From the personal perspective of soldiers, however, the experience of PTSD is presented in a different but equally conflicting light. The authors note that soldiers are expected to psychologically identify and process traumatic events, but are also instructed to resist considering the emotional impact of these events: thereby cognitively preventing them from narrating, contextualizing, and giving meaning to traumatic instances. Furthermore, as violence is a routine aspect of military labor, responses to it are not necessarily “exceptional.” Entire squads may experience the same trauma, although they may not all be later diagnosed with PTSD, or share the belief that mental health care is appropriate for overcoming psychological trauma. Indeed, in military culture, many soldiers may not perceive violence as a trigger, but– as noted earlier– an expected and normal part of daily work. Additionally, acts of military violence may not be perceived as traumatic if they are viewed as necessary, just, or appropriate. Amongst soldiers themselves, PTSD therefore carries conflicting and multiple meanings. The authors summarize that “soldiers have learned that exposure to violence can harm a soldier, and that PTSD-like symptoms are not unusual. However, at the same time, they have learned that violence and stress are inherent to a soldier’s job, and that ‘good soldiers’ should be able to deal with it.” Soldiers who struggle with trauma, therefore, are given resources to address it, but may suspect that it is normal and does not (or should not) require medical intervention. Thus both the institution and the nature of the profession generate conflicting messages about the etiology and treatment of PTSD amongst soldiers.

To some degree, the authors remark, the transition from active deployment (and its related trauma or exposure to violence) to civilian life contains unavoidable contradictions, as the psychological mindset needed for combat versus the mindset for civilian life differ greatly, and the adjustments between them may be difficult.

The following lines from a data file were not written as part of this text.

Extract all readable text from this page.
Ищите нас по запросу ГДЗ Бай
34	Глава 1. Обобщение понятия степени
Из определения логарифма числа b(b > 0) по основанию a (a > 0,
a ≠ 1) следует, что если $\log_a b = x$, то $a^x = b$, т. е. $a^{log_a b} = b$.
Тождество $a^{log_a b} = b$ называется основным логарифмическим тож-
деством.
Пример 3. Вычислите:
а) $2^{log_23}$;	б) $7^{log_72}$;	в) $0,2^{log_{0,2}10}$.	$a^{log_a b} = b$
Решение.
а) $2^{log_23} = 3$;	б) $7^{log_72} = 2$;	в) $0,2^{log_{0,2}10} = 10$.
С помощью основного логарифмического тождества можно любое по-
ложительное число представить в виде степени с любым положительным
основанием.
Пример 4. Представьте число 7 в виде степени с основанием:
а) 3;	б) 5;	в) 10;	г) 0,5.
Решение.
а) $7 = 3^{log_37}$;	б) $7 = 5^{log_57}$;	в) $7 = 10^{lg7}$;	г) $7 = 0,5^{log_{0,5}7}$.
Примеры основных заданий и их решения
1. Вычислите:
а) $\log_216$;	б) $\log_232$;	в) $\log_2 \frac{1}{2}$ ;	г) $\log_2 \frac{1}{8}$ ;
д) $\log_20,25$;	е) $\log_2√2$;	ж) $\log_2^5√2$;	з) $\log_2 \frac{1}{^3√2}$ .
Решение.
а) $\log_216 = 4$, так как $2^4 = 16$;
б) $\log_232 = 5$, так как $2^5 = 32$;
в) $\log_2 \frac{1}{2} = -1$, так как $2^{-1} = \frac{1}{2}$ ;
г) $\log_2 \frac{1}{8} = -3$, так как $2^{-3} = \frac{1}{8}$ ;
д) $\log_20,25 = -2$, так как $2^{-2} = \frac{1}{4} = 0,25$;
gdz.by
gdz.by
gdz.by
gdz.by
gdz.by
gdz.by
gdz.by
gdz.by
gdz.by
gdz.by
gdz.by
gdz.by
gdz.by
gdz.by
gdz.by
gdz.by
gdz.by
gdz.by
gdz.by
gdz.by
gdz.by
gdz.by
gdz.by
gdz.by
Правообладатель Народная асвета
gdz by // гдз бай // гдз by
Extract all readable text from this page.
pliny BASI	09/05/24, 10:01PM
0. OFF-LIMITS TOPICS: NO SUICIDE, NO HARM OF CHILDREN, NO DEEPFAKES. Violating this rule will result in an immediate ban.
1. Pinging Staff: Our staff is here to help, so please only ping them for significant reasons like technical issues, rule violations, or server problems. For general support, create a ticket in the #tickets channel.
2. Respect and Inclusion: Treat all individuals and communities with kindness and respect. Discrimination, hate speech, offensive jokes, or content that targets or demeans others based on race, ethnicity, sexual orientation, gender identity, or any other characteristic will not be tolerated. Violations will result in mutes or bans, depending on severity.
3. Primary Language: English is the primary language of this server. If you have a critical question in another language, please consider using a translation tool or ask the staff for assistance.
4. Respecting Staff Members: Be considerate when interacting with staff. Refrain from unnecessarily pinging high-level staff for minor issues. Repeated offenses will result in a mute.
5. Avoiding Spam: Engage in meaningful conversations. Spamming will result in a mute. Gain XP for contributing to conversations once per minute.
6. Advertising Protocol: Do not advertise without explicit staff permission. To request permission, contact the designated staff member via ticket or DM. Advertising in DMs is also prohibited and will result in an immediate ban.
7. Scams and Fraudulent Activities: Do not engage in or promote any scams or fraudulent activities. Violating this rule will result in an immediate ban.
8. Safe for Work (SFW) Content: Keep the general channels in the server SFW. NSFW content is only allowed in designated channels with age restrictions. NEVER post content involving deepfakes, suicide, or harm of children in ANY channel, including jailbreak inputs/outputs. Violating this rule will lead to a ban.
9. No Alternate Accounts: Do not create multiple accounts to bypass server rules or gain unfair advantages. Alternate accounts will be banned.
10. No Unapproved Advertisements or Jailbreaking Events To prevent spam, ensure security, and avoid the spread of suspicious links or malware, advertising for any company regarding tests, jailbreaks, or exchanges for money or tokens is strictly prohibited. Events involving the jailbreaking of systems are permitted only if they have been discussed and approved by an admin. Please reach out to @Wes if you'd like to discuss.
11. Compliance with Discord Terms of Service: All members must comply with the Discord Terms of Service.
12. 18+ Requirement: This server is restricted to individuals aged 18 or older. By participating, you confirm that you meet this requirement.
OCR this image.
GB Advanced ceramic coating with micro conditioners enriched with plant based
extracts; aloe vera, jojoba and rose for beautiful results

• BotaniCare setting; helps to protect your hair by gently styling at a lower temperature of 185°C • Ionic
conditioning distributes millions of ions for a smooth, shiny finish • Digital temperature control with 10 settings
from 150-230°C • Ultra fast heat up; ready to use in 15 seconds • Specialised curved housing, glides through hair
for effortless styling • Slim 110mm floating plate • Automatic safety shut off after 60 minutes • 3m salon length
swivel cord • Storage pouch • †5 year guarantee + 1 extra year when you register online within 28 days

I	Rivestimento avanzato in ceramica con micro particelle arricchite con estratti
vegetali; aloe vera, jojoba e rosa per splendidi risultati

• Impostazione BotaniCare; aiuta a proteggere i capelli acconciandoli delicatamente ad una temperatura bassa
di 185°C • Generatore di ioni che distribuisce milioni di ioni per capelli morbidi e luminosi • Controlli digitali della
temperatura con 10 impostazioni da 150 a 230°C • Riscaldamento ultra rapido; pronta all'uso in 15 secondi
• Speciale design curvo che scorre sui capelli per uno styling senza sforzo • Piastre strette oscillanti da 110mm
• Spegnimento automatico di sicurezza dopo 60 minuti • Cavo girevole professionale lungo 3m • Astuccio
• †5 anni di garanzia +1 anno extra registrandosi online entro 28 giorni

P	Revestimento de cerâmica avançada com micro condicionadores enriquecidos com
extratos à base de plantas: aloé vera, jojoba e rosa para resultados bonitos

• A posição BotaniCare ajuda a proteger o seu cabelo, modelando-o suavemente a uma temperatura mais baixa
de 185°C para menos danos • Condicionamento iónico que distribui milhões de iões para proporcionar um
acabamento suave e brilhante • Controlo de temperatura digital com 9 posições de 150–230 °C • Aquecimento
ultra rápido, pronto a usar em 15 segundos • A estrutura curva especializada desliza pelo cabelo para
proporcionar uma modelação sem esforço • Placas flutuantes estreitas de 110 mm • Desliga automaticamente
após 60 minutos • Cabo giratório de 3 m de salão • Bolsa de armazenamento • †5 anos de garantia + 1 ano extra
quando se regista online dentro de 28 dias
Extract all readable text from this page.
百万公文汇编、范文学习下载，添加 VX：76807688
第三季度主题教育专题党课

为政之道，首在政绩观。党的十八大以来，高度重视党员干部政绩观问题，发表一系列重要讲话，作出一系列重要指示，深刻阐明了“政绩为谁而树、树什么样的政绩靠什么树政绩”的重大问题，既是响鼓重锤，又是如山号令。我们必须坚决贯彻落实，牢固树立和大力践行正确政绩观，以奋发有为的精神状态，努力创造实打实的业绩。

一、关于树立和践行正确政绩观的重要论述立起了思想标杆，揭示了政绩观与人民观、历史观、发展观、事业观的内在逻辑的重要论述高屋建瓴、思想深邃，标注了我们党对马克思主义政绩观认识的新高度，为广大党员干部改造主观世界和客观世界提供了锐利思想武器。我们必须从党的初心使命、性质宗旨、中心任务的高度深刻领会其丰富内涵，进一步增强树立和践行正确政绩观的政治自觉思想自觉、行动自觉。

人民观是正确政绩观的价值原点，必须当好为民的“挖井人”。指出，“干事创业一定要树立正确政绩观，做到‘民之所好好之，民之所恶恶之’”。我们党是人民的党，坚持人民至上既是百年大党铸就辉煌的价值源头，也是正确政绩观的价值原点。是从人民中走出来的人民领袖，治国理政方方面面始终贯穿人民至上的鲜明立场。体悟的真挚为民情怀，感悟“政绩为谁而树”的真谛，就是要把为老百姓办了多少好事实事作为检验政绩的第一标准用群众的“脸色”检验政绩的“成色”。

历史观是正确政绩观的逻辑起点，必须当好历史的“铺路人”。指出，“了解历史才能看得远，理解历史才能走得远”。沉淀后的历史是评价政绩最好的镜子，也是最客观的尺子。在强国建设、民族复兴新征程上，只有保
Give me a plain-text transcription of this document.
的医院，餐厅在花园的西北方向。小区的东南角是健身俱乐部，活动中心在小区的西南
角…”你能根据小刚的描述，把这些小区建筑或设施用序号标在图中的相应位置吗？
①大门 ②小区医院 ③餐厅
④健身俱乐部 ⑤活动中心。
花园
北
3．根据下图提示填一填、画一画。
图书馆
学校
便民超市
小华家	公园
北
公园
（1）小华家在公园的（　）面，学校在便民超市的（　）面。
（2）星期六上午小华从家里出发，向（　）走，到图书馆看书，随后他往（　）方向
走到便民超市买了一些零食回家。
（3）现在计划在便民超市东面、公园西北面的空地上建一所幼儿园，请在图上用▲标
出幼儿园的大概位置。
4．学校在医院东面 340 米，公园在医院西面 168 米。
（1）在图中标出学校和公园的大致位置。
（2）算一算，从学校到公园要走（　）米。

However, the contradictions within the institutional narrative of PTSD– that it is dysfunctional, yet expected, and provided with interventions–may be preventing soldiers from understanding whether or not their response to violence requires treatment, or if seeking help is a stigmatized act. Ultimately, the authors conclude, “the [existing institutional] PTSD-narrative can give soldiers the feeling that important elements of their problems are not taken into account, or that they are translated into an individual problem. If so, soldiers then hear no narrative through which they can understand and articulate their experiences and potential inner struggles about the meaning of these experiences.” The authors’ findings therefore indicate that there are significant and potentially problematic conceptual rifts in the understanding of PTSD between soldiers and institutions, and amongst soldiers acting within the military infrastructure.